Teaching is a collegial profession, and QTU members determine our Union’s policy positions and priorities. I am proud of our union’s democratic structures, and I want to hear what you have to say.
As the General Secretary of our democratic Union, I need you to participate, educate, and activate. You can do this by coming together at your QTU branch (every member in every school throughout Queensland is part of one of our branches), being elected to our councils or standing committees, or joining a special-interest-group. It is members like you who shape the Union’s policies and priorities (which are available on our website) and our advocacy with the Department of Education.
As state government employees, members of the QTU are affiliated with other Queensland public sector unions, ensuring that all of those working in our Queensland public service, including teachers, teacher-aides, nurses, police officers and more, enjoy the benefits of our collective union work. One example of this is the temporary to permanent conversion process, which many early career teachers benefit from. Another is payment of transfer and relocation expenses. Employers, including state governments, aren’t known for giving money away; it was the QTU and our public sector union affiliates that achieved these conditions. Your membership of the QTU helps us to continue the unfinished struggle to improve working conditions.
Earlier this year, I was re-elected as the General Secretary of our Union, the Queensland Teachers’ Union.
I am proud to be the General Secretary of the QTU and I am proud to claim my space in the national and international workers’ movement. The International Trade Union Confederation shares our values on a global scale, advocating for action on climate change, addressing gender-based violence at work, and advocating for human rights. The General Secretary of our international movement is Sharan Burrow, formerly a high school teacher from country NSW. Sharan is a friend of our QTU community, and has been a keynote speaker at our conferences.

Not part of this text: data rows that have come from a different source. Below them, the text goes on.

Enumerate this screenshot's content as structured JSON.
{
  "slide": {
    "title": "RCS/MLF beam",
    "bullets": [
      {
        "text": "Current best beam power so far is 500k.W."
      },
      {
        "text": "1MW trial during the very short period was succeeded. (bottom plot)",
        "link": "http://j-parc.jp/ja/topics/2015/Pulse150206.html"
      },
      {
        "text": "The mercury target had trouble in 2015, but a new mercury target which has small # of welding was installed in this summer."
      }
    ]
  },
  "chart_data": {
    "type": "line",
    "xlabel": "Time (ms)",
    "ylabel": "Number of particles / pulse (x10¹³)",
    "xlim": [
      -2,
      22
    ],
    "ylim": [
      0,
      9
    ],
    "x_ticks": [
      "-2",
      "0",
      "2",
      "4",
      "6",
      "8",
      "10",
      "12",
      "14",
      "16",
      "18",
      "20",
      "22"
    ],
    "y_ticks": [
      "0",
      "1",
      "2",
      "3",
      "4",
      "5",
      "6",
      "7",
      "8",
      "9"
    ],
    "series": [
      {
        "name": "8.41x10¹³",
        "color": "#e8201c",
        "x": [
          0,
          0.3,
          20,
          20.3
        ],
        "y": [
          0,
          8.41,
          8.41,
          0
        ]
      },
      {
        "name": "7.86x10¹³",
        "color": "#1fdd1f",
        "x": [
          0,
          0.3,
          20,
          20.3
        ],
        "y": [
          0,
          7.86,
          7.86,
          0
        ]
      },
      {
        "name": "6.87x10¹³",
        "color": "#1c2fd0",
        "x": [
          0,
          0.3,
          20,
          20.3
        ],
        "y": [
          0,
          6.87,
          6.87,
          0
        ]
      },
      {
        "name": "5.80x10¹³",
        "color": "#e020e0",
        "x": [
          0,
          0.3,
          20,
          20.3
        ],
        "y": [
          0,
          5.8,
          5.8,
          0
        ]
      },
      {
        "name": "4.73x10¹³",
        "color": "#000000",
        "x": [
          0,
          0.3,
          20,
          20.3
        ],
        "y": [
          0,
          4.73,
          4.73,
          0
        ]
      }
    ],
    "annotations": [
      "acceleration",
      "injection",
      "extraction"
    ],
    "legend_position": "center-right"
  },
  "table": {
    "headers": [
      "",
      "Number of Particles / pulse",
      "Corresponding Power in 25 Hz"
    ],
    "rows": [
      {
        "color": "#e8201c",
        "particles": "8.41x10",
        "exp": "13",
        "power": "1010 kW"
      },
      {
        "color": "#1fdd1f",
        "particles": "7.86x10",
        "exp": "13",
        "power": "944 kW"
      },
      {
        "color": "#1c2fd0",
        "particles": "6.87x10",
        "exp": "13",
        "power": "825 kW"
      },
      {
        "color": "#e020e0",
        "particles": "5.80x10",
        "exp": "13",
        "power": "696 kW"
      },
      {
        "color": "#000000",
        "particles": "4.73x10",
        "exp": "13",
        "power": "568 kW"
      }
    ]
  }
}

For me, membership of the QTU is about claiming space in our community and is so much more than, say, paying a subscription fee for an online streaming service. In the years to come, maybe next year, I look forward to seeing you take up your space in our community.
I said earlier that over the past two years I have seen hearts beating rhythms that are the best of our profession. Now, as the 2021 school year draws to an end, I earnestly hope that you will find the time to let your heart reinvigorate your relationships with family and friends; rest and rejuvenate; and most of all stay safe and well.
Thank you for everything you have done for education in Queensland this year.